Orang-orang yang kebetulan berada di taman itu hanya melihatnya sejenak dan
lalu melupakannya. Tidak ada sedikitpun ekspresi yang terlukis di wajah manis
gadis itu. entah gadis itu sedang sedih, atau bahagia. Tak ada yang
mengetahuinya, sulit di tebak.
Beberapa
saat kemudian seorang pria datang menghampiri gadis itu. pria itu tersenyum
manis pada gadis itu. gadis itu menatap pria itu dengan matanya yang sayu.
Gadis itu tersenyum. Senyum terpaksa dengan mata yang menahan tangis. Sekilas
wajah gadis itu begitu kuat, namun jauh dalam hatinya… gadis itu sangat ingin
menangis. Teriak sekencang-kencangnya menandakan bahwa ia tak siap dengan
kenyataan.
“michi! Sudah menunggu lama ya?!”, tanya pria itu santai
sambil melangkah lebih mendekati gadis itu.
“kau lama sekali Rikutsuki!”, jawab Michi pelan dengan suara
agak bergetar. Riku ikut bersandar di
pagar sebelah Michi.
Selang waktu beberapa
menit, mereka hanya terdiam tak berucap.
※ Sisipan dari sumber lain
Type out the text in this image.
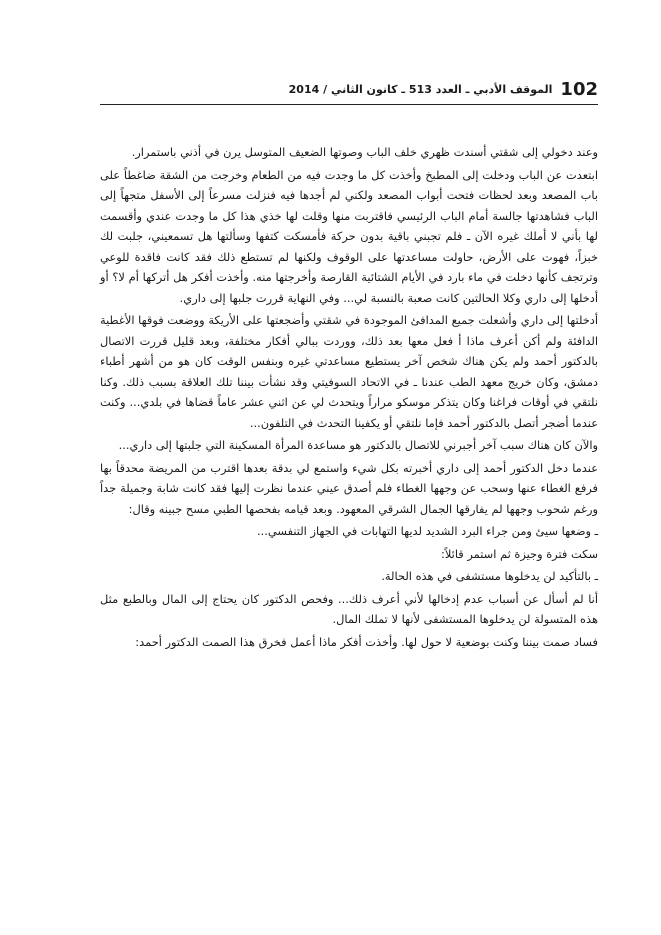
102
الموقف الأدبي ـ العدد 513 ـ كانون الثاني / 2014

وعند دخولي إلى شقتي أسندت ظهري خلف الباب وصوتها الضعيف المتوسل يرن في أذني باستمرار.

ابتعدت عن الباب ودخلت إلى المطبخ وأخذت كل ما وجدت فيه من الطعام وخرجت من الشقة ضاغطاً على باب المصعد وبعد لحظات فتحت أبواب المصعد ولكني لم أجدها فيه فنزلت مسرعاً إلى الأسفل متجهاً إلى الباب فشاهدتها جالسة أمام الباب الرئيسي فاقتربت منها وقلت لها خذي هذا كل ما وجدت عندي وأقسمت لها بأني لا أملك غيره الآن ـ فلم تجبني باقية بدون حركة فأمسكت كتفها وسألتها هل تسمعيني، جلبت لك خبزاً، فهوت على الأرض، حاولت مساعدتها على الوقوف ولكنها لم تستطع ذلك فقد كانت فاقدة للوعي وترتجف كأنها دخلت في ماء بارد في الأيام الشتائية القارصة وأخرجتها منه. وأخذت أفكر هل أتركها أم لا؟ أو أدخلها إلى داري وكلا الحالتين كانت صعبة بالنسبة لي... وفي النهاية قررت جلبها إلى داري.

أدخلتها إلى داري وأشعلت جميع المدافئ الموجودة في شقتي وأضجعتها على الأريكة ووضعت فوقها الأغطية الدافئة ولم أكن أعرف ماذا أ فعل معها بعد ذلك، ووردت ببالي أفكار مختلفة، وبعد قليل قررت الاتصال بالدكتور أحمد ولم يكن هناك شخص آخر يستطيع مساعدتي غيره وبنفس الوقت كان هو من أشهر أطباء دمشق، وكان خريج معهد الطب عندنا ـ في الاتحاد السوفيتي وقد نشأت بيننا تلك العلاقة بسبب ذلك. وكنا نلتقي في أوقات فراغنا وكان يتذكر موسكو مراراً ويتحدث لي عن اثني عشر عاماً قضاها في بلدي... وكنت عندما أضجر أتصل بالدكتور أحمد فإما نلتقي أو يكفينا التحدث في التلفون...

والآن كان هناك سبب آخر أجبرني للاتصال بالدكتور هو مساعدة المرأة المسكينة التي جلبتها إلى داري...

عندما دخل الدكتور أحمد إلى داري أخبرته بكل شيء واستمع لي بدقة بعدها اقترب من المريضة محدقاً بها فرفع الغطاء عنها وسحب عن وجهها الغطاء فلم أصدق عيني عندما نظرت إليها فقد كانت شابة وجميلة جداً ورغم شحوب وجهها لم يفارقها الجمال الشرقي المعهود. وبعد قيامه بفحصها الطبي مسح جبينه وقال:

ـ وضعها سيئ ومن جراء البرد الشديد لديها التهابات في الجهاز التنفسي...

سكت فترة وجيزة ثم استمر قائلاً:

ـ بالتأكيد لن يدخلوها مستشفى في هذه الحالة.

أنا لم أسأل عن أسباب عدم إدخالها لأني أعرف ذلك... وفحص الدكتور كان يحتاج إلى المال وبالطبع مثل هذه المتسولة لن يدخلوها المستشفى لأنها لا تملك المال.

فساد صمت بيننا وكنت بوضعية لا حول لها. وأخذت أفكر ماذا أعمل فخرق هذا الصمت الدكتور أحمد:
Riku menatap lurus kedepan dan
menikmati pemandangan taman sambil menyunggingkan sedikit senyuman tipis
dibibirnya. MIchi tertunduk dan sesekali menoleh ke arah Riku dengan telinga yang
masih tersumbat earphone. Dan bila Riku menanyakan salah satu pertanyaan
basa-basi seperti ‘apa kabar’, Michi masih bisa mendengarnya dengan jelas. ya itu karena tak ada alunan lagu yang
mengalir melalui earphone itu. michi hanya sekedar memakainya dan mencoba tidak
mempedulikan omongan di sekitarnya.
“jadi…”, Riku mulai mengangkat bibirnya “mengapa kau ingin
menemuiku hari ini?”
“sebenarnya ada alasan mengapa aku ingin menemuimu hari ini”
“apa itu?”
“hari ini… adalah hari perpisahan, antara kau dan aku”,
jawab michi pelan.
Pandangan
Michi di alihkan pada langit sore, tidak bisa lagi ia menatap Riku. Dan
adakalanya ia bisa menatap wajah pria itu, air matanya tak tahan ingin keluar.
“bukankah kita memang sudah tak ada hubungan?”, jawab Riku.
“aku tahu itu, tapi tidak dengan hatiku. Apa kau tidak sadar
bahwa aku masih mencintaimu?”
Tidak… bukan ini yang seharusnya Michi katakan. Kenapa ia
malah bersikap begitu bodoh seperti saat ini? Seharusnya ia datang ke taman
itu, menunggu sampai pria itu datang. Memperdengarkan sepotong lagu yang
mewakili perasaannya yang ia simpan dalam sakunya dan lalu sapa pria itu dengan kata
‘teman’. Mengapa? Mengapa kata-kata
bodoh itu yang terucap?
“ku kira kau…”, Riku menatap mata michi yang sudah mulai
berkaca-kaca.
“aku tahu perasaan ini akan berubah, sampai kemarin…
hari-hari yang kita lalui bersama terasa begitu lama. Dan kini semua itu hanya
menjadi lembaran kenangan”.
“entah bagaimana mengucapkannya,
tapi ada sesuatu dalam hatiku yang terasa sedih. Jujur saja kau adalah salah
satu orang terpenting dalam hidupku. Aku juga masih menyayangimu”, jawab riku.
Mereka kini sama-sama memalingkan pandangannya kelangit.
“sekarang segalanya telah berubah,
tapi tenang saja… sesuatu dalam diriku terasa baik-baik saja. Tak ada yang perlu
di cemaskan tentang aku, atau perpisahan
kita”, suara Michi terdengar lebih bergetar dari sebelumnya.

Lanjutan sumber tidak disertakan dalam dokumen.